Dodano:   /  Zmieniono: 
Niedzielna II tura wyborów wójtów, burmistrzów, prezydentów miast przebiegła bez istotniejszych zakłóceń; głosowanie odbywało się w 827 gminach i miastach - powiedział wiceprzewodniczący PKW Jan Kacprzak.
Zapowiedział też, że pierwsze nieoficjalne wyniki II tury wyborów prezydentów największych miast będą podane, gdy do PKW spłyną protokoły z 50 proc. obwodowych komisji wyborczych.

Jak zaznaczył, około godz. 23.00 PKW będzie mogła poinformować czy słynęła do niej taka liczba protokołów. Kacprzak dodał, że kolejne informacje będą podawane, gdy PKW będzie miała 90 proc. protokołów.

W dwóch miejscach niedzielne głosowanie było przedłużone. W jednej z obwodowych komisji w Łodzi były problemy z otwarciem drzwi do lokalu wyborczego i rozpoczęcie głosowania opóźniło się o 15 minut, w związku z czym głosowanie trwało do godz. 20.15.

Poważniejszy przypadek zdarzył się w jednym z warszawskich obwodów głosowania. Rano nie stawiła się przewodnicząca komisji, wybrano nową szefową, a komisja rozpoczęła pracę o godz. 7.

Głosowanie w tym obwodzie przedłużono o godzinę. Zakończyło się ono o godz. 21. Dopiero wtedy zakończyła się w Warszawie cisza wyborcza.
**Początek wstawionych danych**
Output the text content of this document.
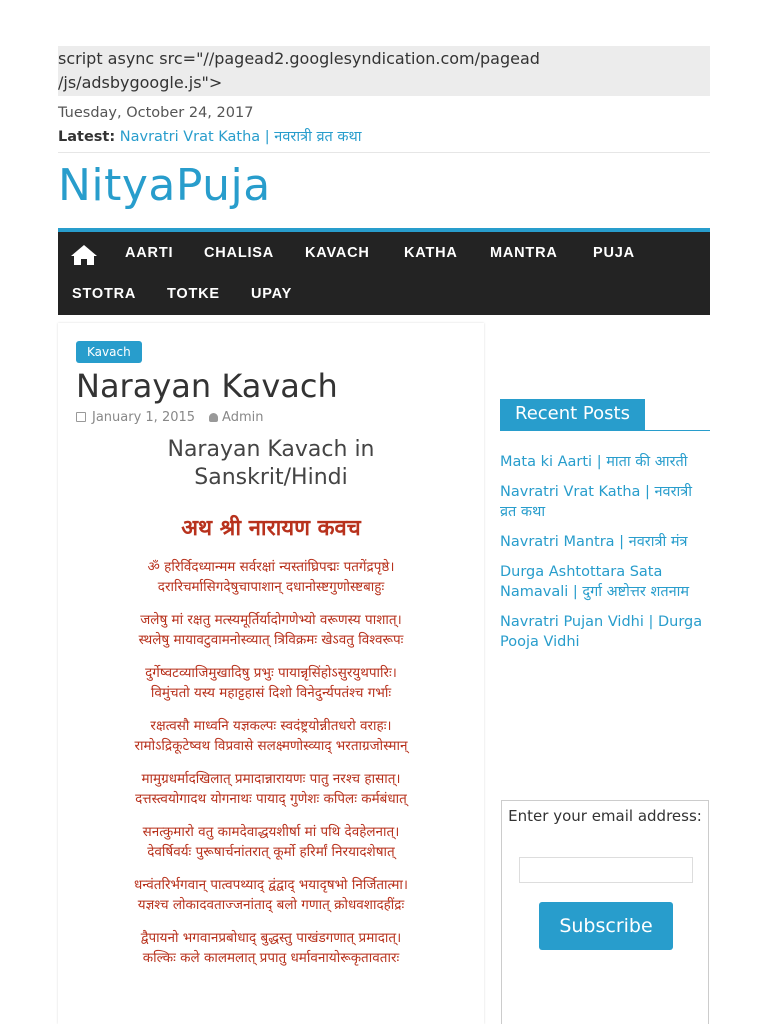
script async src="//pagead2.googlesyndication.com/pagead
/js/adsbygoogle.js">
Tuesday, October 24, 2017
Latest: Navratri Vrat Katha | नवरात्री व्रत कथा
NityaPuja
AARTI CHALISA KAVACH KATHA MANTRA PUJA
STOTRA TOTKE UPAY
Kavach
Narayan Kavach
January 1, 2015 Admin
Narayan Kavach in
Sanskrit/Hindi
अथ श्री नारायण कवच
ॐ हरिर्विदध्यान्मम सर्वरक्षां न्यस्तांघ्रिपद्मः पतगेंद्रपृष्ठे।
दरारिचर्मासिगदेषुचापाशान् दधानोस्ष्टगुणोस्ष्टबाहुः
जलेषु मां रक्षतु मत्स्यमूर्तिर्यादोगणेभ्यो वरूणस्य पाशात्।
स्थलेषु मायावटुवामनोस्व्यात् त्रिविक्रमः खेऽवतु विश्वरूपः
दुर्गेष्वटव्याजिमुखादिषु प्रभुः पायान्नृसिंहोऽसुरयुथपारिः।
विमुंचतो यस्य महाट्टहासं दिशो विनेदुर्न्यपतंश्च गर्भाः
रक्षत्वसौ माध्वनि यज्ञकल्पः स्वदंष्ट्रयोन्नीतधरो वराहः।
रामोऽद्रिकूटेष्वथ विप्रवासे सलक्ष्मणोस्व्याद् भरताग्रजोस्मान्
मामुग्रधर्मादखिलात् प्रमादान्नारायणः पातु नरश्च हासात्।
दत्तस्त्वयोगादथ योगनाथः पायाद् गुणेशः कपिलः कर्मबंधात्
सनत्कुमारो वतु कामदेवाद्धयशीर्षा मां पथि देवहेलनात्।
देवर्षिवर्यः पुरूषार्चनांतरात् कूर्मो हरिर्मां निरयादशेषात्
धन्वंतरिर्भगवान् पात्वपथ्याद् द्वंद्वाद् भयादृषभो निर्जितात्मा।
यज्ञश्च लोकादवताज्जनांताद् बलो गणात् क्रोधवशादहींद्रः
द्वैपायनो भगवानप्रबोधाद् बुद्धस्तु पाखंडगणात् प्रमादात्।
कल्किः कले कालमलात् प्रपातु धर्मावनायोरूकृतावतारः
Recent Posts
Mata ki Aarti | माता की आरती
Navratri Vrat Katha | नवरात्री व्रत कथा
Navratri Mantra | नवरात्री मंत्र
Durga Ashtottara Sata Namavali | दुर्गा अष्टोत्तर शतनाम
Navratri Pujan Vidhi | Durga Pooja Vidhi
Enter your email address:
Subscribe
Policja zatrzymała kobietę, która nie stawiła się rano do pracy w komisji wyborczej. Okazało się, że była pod wpływem alkoholu. Prawdopodobnie odpowie za działanie na szkodę interesu publicznego. Kacprzak nazwał jej zachowanie przykładem "nieodpowiedzialności obywatelskiej".

Z kolei w gminie Świlcza (woj. podkarpackie) członkini jednej z okręgowych komisji wyborczych próbowała wrzucić do urny dwie karty do głosowania. "Tłumaczyła się, że jedna karta to jej głos, a druga to głos syna" - dodał Kacprzak.

"Zdarzają się więc przypadki, że nie wszystkie osoby, które są kierowane przez komitety wyborcze na członków komisji, są do tego odpowiednie, ale tego się najprawdopodobniej nie uniknie" - zaznaczył wiceprzewodniczący PKW.

W cały kraju były próby rozrzucania ulotek wyborczych, zrywania i naklejania plakatów czy też nakłaniania wyborców do głosowania na konkretnego kandydata w zamian za alkohol i papierosy. "Był też przypadek, gdzie samochód osobowy przejeżdżał po mieście oblepiony plakatami wyborczymi" - dodał Kacprzak. Jednak, jak ocenił, te incydenty nie miały "istotniejszego znaczenia".

"Generalnie oceniamy, że dzień był bardzo spokojny. Nie było istotniejszych zakłóceń" - podsumował Kacprzak.

Jak dodał, policja w sposób sprawny zabezpieczała przebieg głosowania. Wiceszef PKW przypomniał, że w 16 gminach II tura wyborów bezpośrednich przełożona została na 10 grudnia. Wtedy też zakończą się tegoroczne wybory samorządowe.